Summary for Nov 24:
Density Separation materials:
NaI for a solution of density over 1.6g/ cm³ (60% weight/weight solution used by Nuelle et al., 2013)
Volumetric flask
Beakers
Filters
Filter funnel
Wash bottle
Distilled water
Need to decide size of flask, which will depend on sizes of sediment samples.
Density Separation method: (adapted from Nuelle et al., 2013)
After the sediment samples are taken from the benthic chamber and sliced at different depths, the
individual samples will be allowed to dry for 24 hours to remove some of the excess lower density
NaCl solution.
The plastic extraction method is performed after Nuelle et al. (2013), using the principle of flotation
of the microplastics in a higher density (1.8 g/cm3) solution of NaI. The sediment sample is added to
the volumetric flask (size will depend on the sediment sample size). The 60% weight/weight NaI
solution is filled to below the angle of the belly of the volumetric flask so that the sample could be
completely mixed by shaking. The flask will be shaken for 20 seconds and then filled with NaI
solution to the highest calibration mark. The flask is then shaken again for 10 seconds to ensure that
sediment on the surface due to surface tension and adhesion is limited. NaI solution is added to 1
cm below the rim of the flask. After settling for 10 minutes, the supernatant is poured into a beaker
(size depends on sample size) to below the angle of the belly of the flask. The procedure (shaking,
refilling, settling, and pouring) was replicated five times.

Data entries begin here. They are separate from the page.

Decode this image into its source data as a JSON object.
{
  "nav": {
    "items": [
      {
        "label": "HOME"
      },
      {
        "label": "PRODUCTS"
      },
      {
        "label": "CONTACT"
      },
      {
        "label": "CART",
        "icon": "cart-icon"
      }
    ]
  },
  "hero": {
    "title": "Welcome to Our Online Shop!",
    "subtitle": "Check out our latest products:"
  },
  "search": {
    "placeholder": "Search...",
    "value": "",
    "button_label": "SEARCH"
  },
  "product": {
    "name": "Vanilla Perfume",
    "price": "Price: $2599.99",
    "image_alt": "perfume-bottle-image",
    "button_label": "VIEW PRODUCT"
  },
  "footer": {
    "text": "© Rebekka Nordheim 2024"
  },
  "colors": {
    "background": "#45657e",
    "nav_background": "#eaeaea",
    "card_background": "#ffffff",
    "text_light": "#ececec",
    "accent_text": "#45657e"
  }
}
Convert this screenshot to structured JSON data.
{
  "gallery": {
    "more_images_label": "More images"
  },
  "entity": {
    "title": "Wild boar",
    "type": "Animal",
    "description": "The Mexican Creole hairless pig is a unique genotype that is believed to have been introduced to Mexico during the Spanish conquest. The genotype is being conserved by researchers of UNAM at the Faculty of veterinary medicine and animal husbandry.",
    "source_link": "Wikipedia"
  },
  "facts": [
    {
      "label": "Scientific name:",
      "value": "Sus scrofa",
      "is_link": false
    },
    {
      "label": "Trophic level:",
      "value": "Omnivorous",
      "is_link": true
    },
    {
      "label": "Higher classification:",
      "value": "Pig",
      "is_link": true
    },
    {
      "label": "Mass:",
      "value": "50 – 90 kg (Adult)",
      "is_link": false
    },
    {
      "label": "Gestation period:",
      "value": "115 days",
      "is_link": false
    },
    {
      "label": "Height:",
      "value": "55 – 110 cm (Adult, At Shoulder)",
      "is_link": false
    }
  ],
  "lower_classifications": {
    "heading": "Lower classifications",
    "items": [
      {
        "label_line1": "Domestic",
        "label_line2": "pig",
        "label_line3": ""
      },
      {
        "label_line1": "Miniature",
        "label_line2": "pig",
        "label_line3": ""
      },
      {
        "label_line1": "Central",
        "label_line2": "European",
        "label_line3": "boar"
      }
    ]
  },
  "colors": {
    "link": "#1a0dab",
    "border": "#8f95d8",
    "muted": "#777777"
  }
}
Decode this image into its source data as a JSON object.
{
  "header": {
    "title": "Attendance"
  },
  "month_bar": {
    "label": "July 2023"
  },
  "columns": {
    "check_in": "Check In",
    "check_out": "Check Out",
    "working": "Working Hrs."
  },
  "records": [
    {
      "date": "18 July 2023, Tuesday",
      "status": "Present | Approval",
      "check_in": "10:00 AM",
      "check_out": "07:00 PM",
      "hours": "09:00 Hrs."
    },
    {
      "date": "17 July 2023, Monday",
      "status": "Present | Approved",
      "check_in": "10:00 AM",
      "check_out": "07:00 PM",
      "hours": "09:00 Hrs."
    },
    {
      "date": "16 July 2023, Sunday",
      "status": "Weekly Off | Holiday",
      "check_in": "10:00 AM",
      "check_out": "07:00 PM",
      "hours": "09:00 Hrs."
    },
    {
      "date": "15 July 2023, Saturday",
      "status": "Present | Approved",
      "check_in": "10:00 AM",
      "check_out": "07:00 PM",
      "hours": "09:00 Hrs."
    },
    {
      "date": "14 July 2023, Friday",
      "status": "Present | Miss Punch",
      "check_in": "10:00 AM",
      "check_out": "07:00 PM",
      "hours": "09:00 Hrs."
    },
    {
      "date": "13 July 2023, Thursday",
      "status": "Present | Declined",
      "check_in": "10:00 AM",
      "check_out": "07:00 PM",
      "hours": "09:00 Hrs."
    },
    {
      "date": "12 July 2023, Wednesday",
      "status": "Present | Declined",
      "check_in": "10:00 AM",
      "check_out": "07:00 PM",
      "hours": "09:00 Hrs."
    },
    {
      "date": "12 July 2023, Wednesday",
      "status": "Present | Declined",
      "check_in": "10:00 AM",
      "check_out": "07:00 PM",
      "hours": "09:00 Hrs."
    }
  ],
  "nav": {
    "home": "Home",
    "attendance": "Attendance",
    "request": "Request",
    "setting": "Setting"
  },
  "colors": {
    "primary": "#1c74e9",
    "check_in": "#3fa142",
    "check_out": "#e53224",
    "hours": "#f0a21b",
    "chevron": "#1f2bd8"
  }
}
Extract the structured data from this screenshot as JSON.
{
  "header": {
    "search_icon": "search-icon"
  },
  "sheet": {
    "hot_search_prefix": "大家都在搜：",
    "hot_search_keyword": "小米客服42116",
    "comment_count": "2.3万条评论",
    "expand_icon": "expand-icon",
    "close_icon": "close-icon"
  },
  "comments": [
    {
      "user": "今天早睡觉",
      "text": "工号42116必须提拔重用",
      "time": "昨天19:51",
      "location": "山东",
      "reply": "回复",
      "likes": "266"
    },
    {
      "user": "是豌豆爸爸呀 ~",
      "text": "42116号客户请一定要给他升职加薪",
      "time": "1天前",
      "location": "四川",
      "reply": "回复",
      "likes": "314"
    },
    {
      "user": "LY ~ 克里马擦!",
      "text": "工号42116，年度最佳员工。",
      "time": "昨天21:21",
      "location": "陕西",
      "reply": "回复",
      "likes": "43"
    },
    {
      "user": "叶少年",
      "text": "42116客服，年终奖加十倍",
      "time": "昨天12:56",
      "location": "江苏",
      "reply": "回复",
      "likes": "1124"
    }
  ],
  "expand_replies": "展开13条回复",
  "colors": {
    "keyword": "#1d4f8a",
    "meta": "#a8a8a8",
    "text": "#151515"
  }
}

The supernatant in the beaker is then poured into a filter. The beaker was rinsed with distilled water
into the filtration unit. The plastic left on filter was air dried for later analysis.
Microplastic Grinding:
Grinding by hand with a file works well, but takes a very long time, not very fast (only had a very
small amount after 30 minutes) and had to stop because my hands hurt too much. Want to check
under microscope to check that the plastics are small enough.
Will use an automatic belt sander with a waste bag to catch the plastic. Different sandpaper grains
will be used to make differently sized microplastic.
Benthic Chamber method: (adapted from Huettel and Rusch, 2000)
In a benthic chamber, the penetration depth of different microplastics in sediment of selected grain
size similar to the sandy, well sorted sediment north of the East Frisian Islands in the North Sea will
be investigated. The chamber will be kept between 11°C and 12°C, similar to the average annual
bottom temperature off the German coast.
The benthic chamber method is adapted after Huettel & Rusch (2000). In the benthic chamber with
a diameter of 30 cm, sediments (amount depends on exact size of benthic chamber) are added
about 10 cm below the top of the chamber and a NaCl solution with a salinity of 34 is added. The
water is stirred by a rotating disk above the sediment. (also will need the specifications, speed of
disk, sizes of the chamber) Then microplastic is added to the chamber. After being left for 72 hours,
four sub-cores (will need diameter and length) are taken and sliced at 1 or 2 cm intervals.
Still need the specifications of the benthic chamber to determine the amount of sediment, water,
and microplastic. Also need the diameter and depth of the sub-core and how much space between
the top of the disk and water to the sediment surface.
North Sea environment:
Will keep the benthic chamber at 11-12°C and use water with a salinity of 34.
“Abstract: Annual average bottom water temperature was calculated for the period 2006 from
results of the TRIM model for the North Sea. Information on temporal and spatial variability in
temperature is important with respect to species distribution and habitat suitability modelling.”
Temperature measured at 1 m above the bottom
“Abstract: The salinity of the North Sea is influenced by the large volume of freshwater entering
from major European rivers. In coastal areas the salinity is typically between 32 and 34.5.”